KATE ARONOFF: Yeah, I mean, I think you heard it right there, I mean, the fact that Biden is sort of walking over himself to defend the conduct of his son, who was working for a natural gas company, and because his last name is Biden, right? There’s no reason that he would have that job if he weren’t related to Joe Biden. And, you know, the fact is that U.S. foreign policy has — and including in the Ukraine, has spent years and decades propping up fossil fuel interests and supporting fossil fuel interests. And that is a problem. And I think, actually, you know, it’s a missed opportunity for Bernie Sanders and Elizabeth Warren to raise that, the fact that the reason Joe Biden was in the Ukraine, in large part, was to support the fossil fuel industry there, that his son was actively profiting off of.

AMY GOODMAN: I mean, I suppose they think it was — it would get in the way of the impeachment message, which they all seemed to agree with last night. But, David Cay Johnston, if you can talk about that issue of impeachment? There, they didn’t disagree. Yes, Hunter Biden, but also Trump’s children and how they’re benefiting today?

DAVID CAY JOHNSTON: Well, I think all of last night’s debate showed that the Democrats, all 12 of them, have not thought well about how do you market to people. You know, Donald Trump, the most corrupt president, the most incompetent president, a lifetime criminal, has persuaded tens of millions of Americans that he loves them and that he is working for them, while he’s actively working against them. The Democrats didn’t reach out to those people and say, “Here’s what we can do for you.”

And in the impeachment process, Congress has to impeach him. He has publicly declared that he’s committed criminal acts. Whether he’s convicted, we have yet to see. The Democrats should have been trying to move Republican senators, if anything, so that they have to vote to remove Donald Trump, which we know many of them want to do, except they’re afraid they will be voted out in a primary.

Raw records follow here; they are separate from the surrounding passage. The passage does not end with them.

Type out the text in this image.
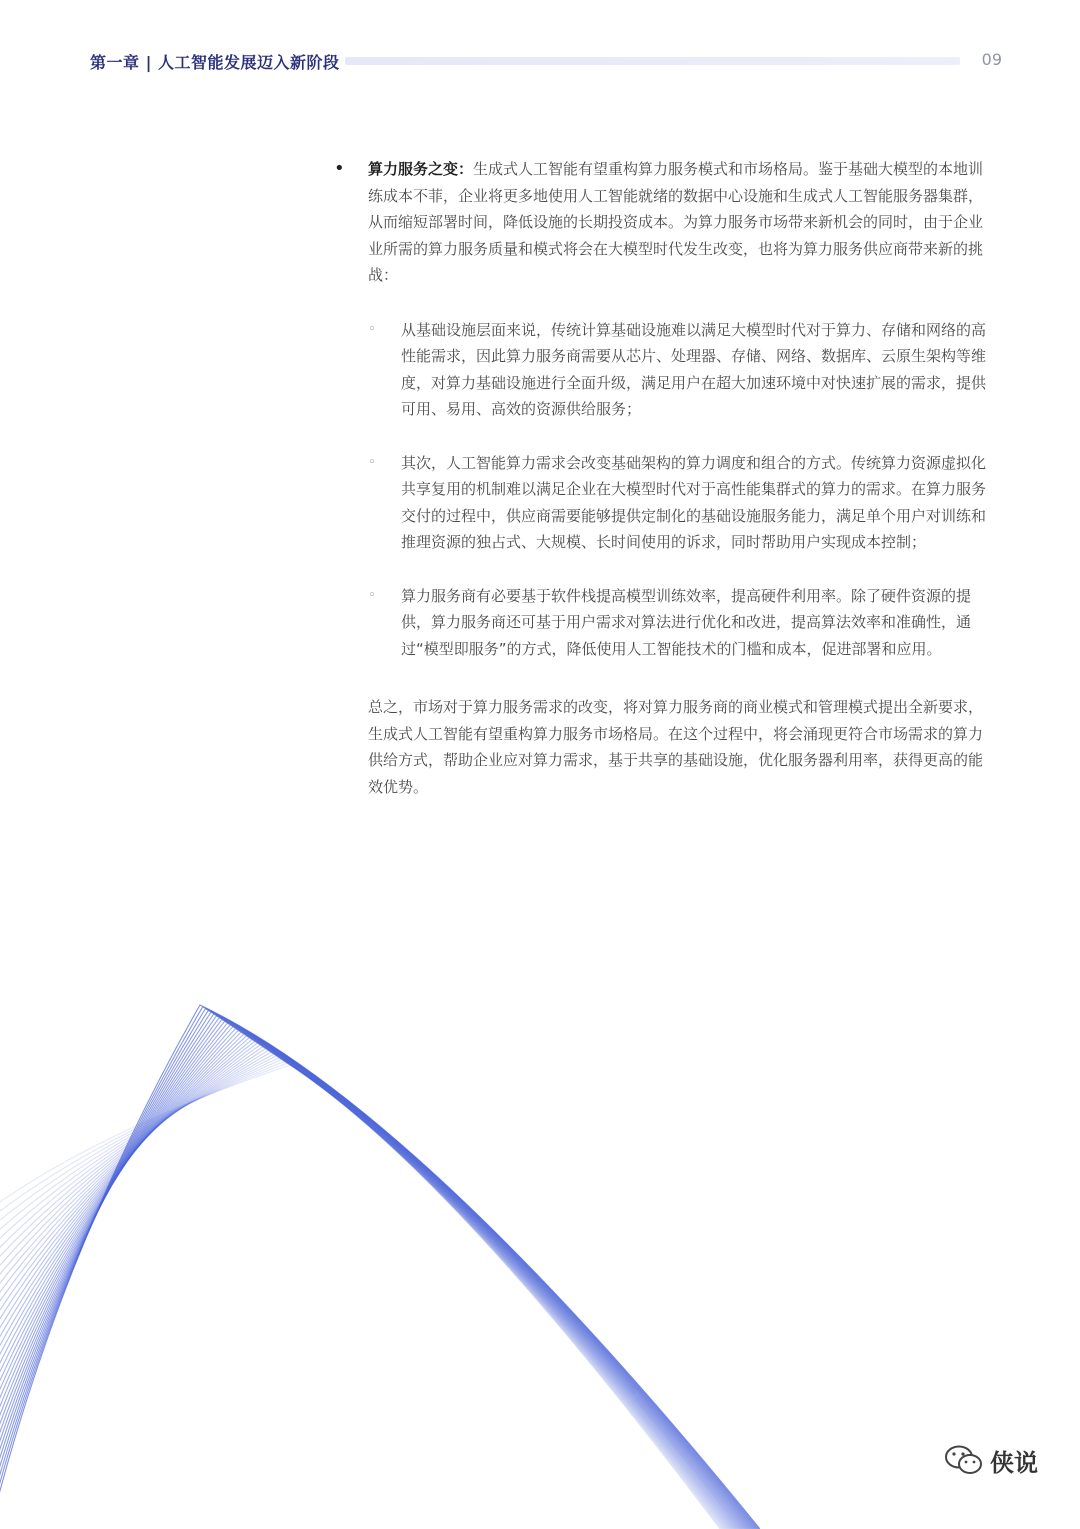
第一章 | 人工智能发展迈入新阶段	09

• 算力服务之变：生成式人工智能有望重构算力服务模式和市场格局。鉴于基础大模型的本地训练成本不菲，企业将更多地使用人工智能就绪的数据中心设施和生成式人工智能服务器集群，从而缩短部署时间，降低设施的长期投资成本。为算力服务市场带来新机会的同时，由于企业业所需的算力服务质量和模式将会在大模型时代发生改变，也将为算力服务供应商带来新的挑战：

◦ 从基础设施层面来说，传统计算基础设施难以满足大模型时代对于算力、存储和网络的高性能需求，因此算力服务商需要从芯片、处理器、存储、网络、数据库、云原生架构等维度，对算力基础设施进行全面升级，满足用户在超大加速环境中对快速扩展的需求，提供可用、易用、高效的资源供给服务；
◦ 其次，人工智能算力需求会改变基础架构的算力调度和组合的方式。传统算力资源虚拟化共享复用的机制难以满足企业在大模型时代对于高性能集群式的算力的需求。在算力服务交付的过程中，供应商需要能够提供定制化的基础设施服务能力，满足单个用户对训练和推理资源的独占式、大规模、长时间使用的诉求，同时帮助用户实现成本控制；
◦ 算力服务商有必要基于软件栈提高模型训练效率，提高硬件利用率。除了硬件资源的提供，算力服务商还可基于用户需求对算法进行优化和改进，提高算法效率和准确性，通过“模型即服务”的方式，降低使用人工智能技术的门槛和成本，促进部署和应用。

总之，市场对于算力服务需求的改变，将对算力服务商的商业模式和管理模式提出全新要求，生成式人工智能有望重构算力服务市场格局。在这个过程中，将会涌现更符合市场需求的算力供给方式，帮助企业应对算力需求，基于共享的基础设施，优化服务器利用率，获得更高的能效优势。

侠说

But in the arguments that were made last night in this debate, the Democrats on that panel did not very much talk about what we will do for you: “Put us in office. You will no longer go broke if you get sick. We will raise wages for people in the bottom half in this country. We are going to improve your lot by building an economy that works for everybody.” They talked, in many cases, in very abstract terms. Elizabeth Warren, who is highly qualified, in some cases went all professorial, and to many Americans, I’m sure her points came across as “blah blah blah blah blah,” because she wasn’t thinking in simple marketing terms.